CABINDA : Communiqué de Presse du FLEC

Cabindais, Cabindaises, Chers amis,
Aujourd'hui, le monde entier a les yeux braqués sur nous. Aujourd'hui, sur les 5 continents, tous les peuples de la terre découvrent le Cabinda, sa situation géographique, sa révolution face à l'armée d'occupation, son espoir légitime à la liberté, à l'indépendance, au bonheur, à l'esprit d'une révolution nécessaire et pacifique.
L'insurrection, la lutte pour l'autodétermination d'un peuple à disposer de lui-même, de ses propres institutions et structures politiques ne se conjuguent pas avec une vague soumission non violente ou tout un chacun s'agenouille devant l'oppression en espérant des jours meilleurs.

Ce droit à la liberté nous le crions depuis des années, nous l'inscrivons en lettre de sang sur les tombes de nos martyrs. Cette attaque menée par nos forces armées contre le convoi angolais exportant le bus des joueurs du Togo ne visait bien évidemment pas l'équipe de ce pays frère mais, bien entendu, les hommes de l'armée d'occupation. Nous déplorons ces victimes innocentes et notre cœur est triste mais, pour reprendre la terminologie occidentale, lorsqu'un obus ou une bombe tombe sur des civils innocents nous parlerons de dommages collatéraux.
L'Angola est, avec son Président, en fonction depuis près de 30 ans, devenu un pays fréquentable et son leader, un grand chef d'état, sans jamais avoir été élu par son peuple.

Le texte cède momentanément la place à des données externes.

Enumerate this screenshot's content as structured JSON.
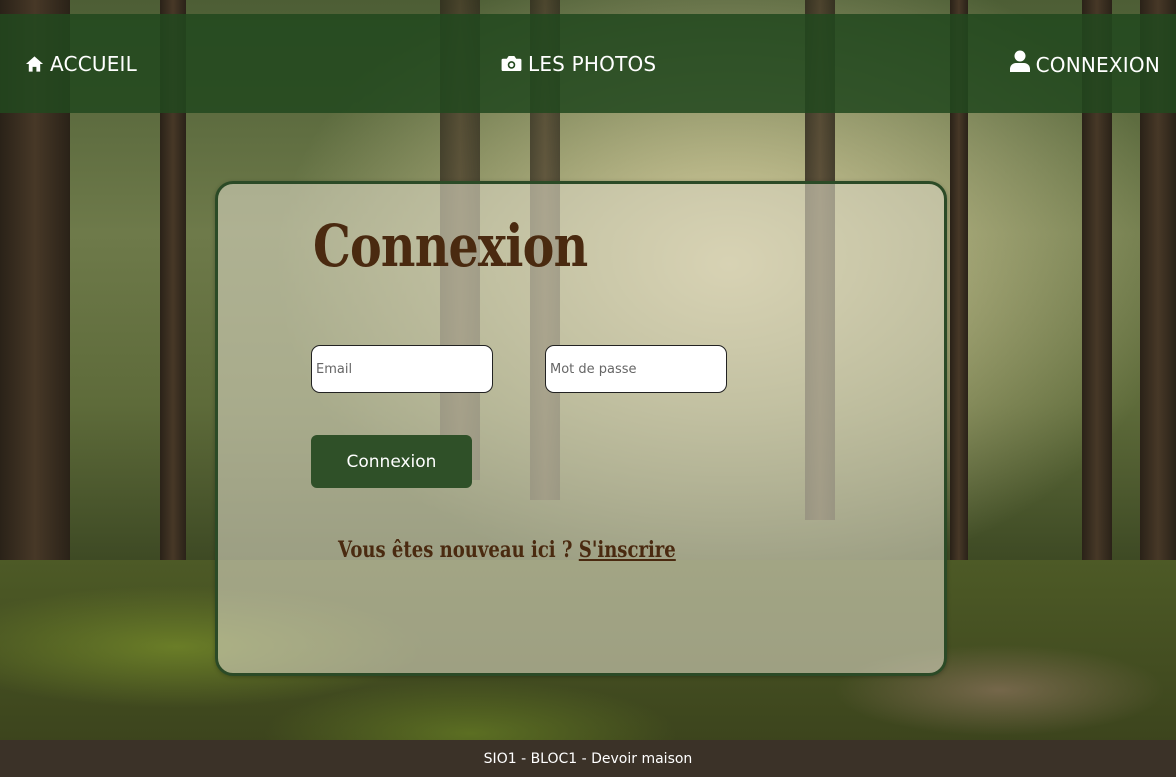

Associé à la grande corruption internationale et s'accrochant au pouvoir, ce dictateur sanguinaire s'est vu attribuer le statut d'homme respectable. Pourquoi ? Sa soif de l'or noir car 80% des ressources pétrolières de l'Angola sont situées au Cabinda. Oui, mes chers compatriotes, mes chers amis, nous nous devons de saluer l'héroïque engagement de nos forces de la résistance qui ouvrent le chemin vers une juste reconnaissance de notre combat pour l'indépendance. Il est de la nature de l'homme de se redresser face au danger et l'oppression.
Déjà, en 1828, Victor Hugo dénonçait l'occupation turque de la Grèce en ses termes, à la fin de son magnifique poème, "Que veux-tu fleur, beau fruit ou l'oiseau merveilleux ? Ami dit l'enfant grec, dit l'enfant aux yeux bleus, je veux de la poudre et des balles".

Au Cabinda, nos enfants ont les yeux noirs et le sourire triste mais leurs rêves, comme cet enfant grec, parlent de liberté, d'étoiles et de paix. Nous voulons plus que jamais être les artisans de cette paix. Mobilisons nous pour que le rêve de nos enfants devienne réalité, source de joie, de fraternité et de prospérité.